Kita tidak akan membahas bagaimana perjalanan keilmuan al-Ghazali dan Gus Ulil, namun yang dapat diteladani dari beliau berdua adalah sejak muda, mereka sudah terlatih untuk berpikir dan bersikap kritis, sehingga tidak mudah percaya terhadap suatu informasi, narasi-narasi dakwah yang acapkali mengafirkan sesama maupun konten-konten pembelajaran yang mengarah ke sana. Penting kiranya, bagi pendidik dan peserta didik, sekali lagi, untuk membudayakan berpikir dan bersikap kritis.
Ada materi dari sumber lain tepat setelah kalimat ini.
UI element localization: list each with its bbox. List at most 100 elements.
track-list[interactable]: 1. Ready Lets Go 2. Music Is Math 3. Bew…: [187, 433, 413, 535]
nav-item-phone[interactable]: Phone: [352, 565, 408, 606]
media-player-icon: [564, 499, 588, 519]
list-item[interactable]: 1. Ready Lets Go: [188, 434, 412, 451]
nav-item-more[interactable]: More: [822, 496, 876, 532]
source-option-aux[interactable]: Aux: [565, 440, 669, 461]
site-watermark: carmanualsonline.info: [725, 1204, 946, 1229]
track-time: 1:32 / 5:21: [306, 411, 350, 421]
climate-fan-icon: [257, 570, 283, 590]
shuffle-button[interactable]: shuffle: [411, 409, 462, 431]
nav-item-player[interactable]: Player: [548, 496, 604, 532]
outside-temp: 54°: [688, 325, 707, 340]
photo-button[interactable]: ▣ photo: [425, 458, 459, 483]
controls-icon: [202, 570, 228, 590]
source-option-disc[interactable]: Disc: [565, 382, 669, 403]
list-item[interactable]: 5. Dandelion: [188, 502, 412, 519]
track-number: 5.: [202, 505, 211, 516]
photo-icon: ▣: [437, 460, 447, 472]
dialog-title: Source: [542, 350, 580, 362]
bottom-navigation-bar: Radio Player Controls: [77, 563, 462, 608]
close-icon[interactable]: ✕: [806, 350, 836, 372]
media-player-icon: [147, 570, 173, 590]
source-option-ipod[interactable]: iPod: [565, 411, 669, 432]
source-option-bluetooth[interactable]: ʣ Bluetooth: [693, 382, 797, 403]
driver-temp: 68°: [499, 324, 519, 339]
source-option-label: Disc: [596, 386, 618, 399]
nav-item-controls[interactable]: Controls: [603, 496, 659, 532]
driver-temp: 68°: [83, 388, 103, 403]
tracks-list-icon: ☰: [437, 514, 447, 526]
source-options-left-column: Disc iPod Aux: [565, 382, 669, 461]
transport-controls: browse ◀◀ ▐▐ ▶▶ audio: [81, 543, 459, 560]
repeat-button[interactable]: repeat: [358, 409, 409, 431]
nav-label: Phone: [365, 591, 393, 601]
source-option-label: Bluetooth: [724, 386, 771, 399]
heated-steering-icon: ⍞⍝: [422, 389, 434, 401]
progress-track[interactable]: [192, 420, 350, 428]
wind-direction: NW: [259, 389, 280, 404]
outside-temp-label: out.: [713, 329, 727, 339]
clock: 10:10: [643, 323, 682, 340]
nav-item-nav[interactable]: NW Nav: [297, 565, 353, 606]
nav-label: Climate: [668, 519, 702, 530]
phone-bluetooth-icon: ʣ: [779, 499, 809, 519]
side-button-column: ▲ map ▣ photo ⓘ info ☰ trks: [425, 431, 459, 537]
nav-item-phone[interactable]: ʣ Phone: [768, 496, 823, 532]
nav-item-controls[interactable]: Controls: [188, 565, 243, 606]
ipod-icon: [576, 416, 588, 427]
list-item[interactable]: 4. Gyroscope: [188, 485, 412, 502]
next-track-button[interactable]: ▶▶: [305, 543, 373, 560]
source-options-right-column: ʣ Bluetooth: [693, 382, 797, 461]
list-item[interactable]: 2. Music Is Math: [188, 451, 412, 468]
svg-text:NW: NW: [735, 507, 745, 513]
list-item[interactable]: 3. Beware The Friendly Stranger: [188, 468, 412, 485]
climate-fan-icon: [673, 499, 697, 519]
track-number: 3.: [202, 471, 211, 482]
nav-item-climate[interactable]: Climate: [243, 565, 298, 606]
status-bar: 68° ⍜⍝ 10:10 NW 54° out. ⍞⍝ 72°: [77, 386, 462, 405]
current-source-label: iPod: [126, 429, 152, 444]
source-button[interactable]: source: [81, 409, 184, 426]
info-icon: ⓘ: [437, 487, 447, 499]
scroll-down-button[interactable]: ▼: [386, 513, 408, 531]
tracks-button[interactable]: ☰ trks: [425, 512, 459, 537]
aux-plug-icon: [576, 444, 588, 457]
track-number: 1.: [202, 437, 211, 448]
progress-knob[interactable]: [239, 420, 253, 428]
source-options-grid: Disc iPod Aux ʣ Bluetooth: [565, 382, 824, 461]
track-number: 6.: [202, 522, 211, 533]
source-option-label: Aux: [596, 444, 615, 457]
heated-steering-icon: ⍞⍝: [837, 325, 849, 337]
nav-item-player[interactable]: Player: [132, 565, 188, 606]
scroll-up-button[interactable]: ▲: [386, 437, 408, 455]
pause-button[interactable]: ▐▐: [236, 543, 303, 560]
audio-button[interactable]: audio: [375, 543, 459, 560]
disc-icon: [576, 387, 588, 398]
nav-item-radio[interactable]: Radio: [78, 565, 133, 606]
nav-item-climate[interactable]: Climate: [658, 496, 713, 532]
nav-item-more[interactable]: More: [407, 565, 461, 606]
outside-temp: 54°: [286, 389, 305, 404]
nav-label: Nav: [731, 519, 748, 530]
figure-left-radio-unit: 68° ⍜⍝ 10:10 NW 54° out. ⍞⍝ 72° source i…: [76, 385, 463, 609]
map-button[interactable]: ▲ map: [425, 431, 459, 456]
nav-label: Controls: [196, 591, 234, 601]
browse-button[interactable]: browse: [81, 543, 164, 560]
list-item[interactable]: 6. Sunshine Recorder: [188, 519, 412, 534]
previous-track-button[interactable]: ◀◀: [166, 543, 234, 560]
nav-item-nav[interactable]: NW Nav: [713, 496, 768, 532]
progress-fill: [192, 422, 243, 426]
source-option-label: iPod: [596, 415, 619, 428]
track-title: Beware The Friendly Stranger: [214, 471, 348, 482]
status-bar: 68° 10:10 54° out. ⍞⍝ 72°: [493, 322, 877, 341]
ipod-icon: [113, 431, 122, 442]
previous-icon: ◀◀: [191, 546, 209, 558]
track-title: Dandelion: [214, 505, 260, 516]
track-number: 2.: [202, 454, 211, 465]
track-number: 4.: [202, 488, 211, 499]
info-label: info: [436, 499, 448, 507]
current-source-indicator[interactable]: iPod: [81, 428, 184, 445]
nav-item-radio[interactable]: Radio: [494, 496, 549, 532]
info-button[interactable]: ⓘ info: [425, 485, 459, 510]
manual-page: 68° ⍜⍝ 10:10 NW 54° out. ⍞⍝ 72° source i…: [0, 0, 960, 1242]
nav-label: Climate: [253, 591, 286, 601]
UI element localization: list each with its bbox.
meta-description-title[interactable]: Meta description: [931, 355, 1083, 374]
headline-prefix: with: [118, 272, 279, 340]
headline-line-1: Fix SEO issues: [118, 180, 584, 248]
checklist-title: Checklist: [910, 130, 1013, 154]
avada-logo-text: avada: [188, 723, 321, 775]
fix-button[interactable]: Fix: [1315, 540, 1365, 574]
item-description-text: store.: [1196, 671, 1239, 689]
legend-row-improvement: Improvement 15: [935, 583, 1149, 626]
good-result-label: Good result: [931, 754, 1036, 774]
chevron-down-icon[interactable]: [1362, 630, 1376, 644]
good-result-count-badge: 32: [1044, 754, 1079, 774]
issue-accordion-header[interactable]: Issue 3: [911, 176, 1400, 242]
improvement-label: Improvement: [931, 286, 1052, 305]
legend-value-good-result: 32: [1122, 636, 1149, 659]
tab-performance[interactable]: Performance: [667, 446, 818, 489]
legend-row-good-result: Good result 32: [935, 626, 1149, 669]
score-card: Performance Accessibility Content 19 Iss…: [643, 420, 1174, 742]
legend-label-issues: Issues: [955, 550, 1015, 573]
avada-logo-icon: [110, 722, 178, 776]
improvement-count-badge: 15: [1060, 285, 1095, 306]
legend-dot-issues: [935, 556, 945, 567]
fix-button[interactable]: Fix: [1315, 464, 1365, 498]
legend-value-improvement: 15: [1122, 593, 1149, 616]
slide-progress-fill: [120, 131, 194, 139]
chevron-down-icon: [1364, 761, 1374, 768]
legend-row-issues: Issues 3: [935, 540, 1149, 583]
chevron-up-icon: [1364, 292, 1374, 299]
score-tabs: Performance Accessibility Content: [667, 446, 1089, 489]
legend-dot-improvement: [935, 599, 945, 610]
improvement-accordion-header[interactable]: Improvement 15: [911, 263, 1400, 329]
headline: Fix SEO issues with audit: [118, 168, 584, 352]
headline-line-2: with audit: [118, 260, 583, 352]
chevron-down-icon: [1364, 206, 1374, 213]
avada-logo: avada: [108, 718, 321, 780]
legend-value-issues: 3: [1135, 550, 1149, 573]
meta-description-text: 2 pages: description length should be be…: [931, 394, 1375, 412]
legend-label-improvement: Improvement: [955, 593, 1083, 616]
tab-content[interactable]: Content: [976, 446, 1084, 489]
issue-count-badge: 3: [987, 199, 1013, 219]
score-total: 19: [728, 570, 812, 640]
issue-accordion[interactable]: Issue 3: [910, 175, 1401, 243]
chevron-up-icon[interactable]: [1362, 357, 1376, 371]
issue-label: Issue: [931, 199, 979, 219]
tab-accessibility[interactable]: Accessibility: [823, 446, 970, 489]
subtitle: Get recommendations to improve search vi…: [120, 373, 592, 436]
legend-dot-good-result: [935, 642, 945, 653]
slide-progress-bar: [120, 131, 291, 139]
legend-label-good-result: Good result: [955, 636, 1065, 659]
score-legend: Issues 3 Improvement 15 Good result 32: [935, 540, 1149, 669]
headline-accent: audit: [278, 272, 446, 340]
Dengan demikian, pendidik dan peserta didik serta praktisi dan penggiat pendidikan, hendaknya selalu menjadi pembaca aktif, bukan pembaca pasif. Artinya, bacaan yang dibaca atau informasi yang dibaca dan materi yang diajarkan oleh seseorang selalu ditelaah terlebih dahulu. Sebab, di tengah derasnya arus informasi saat ini yang mana media sosial selalu merangsek setiap saat, maka diperlukan kejelian dan ketelitian di dalam menelan informasi tersebut. Maka, dalam konteks ini, berpikir kritis menemukan titik signifikansinya di sini. Selamat Hari Guru. Wallahu A’lam.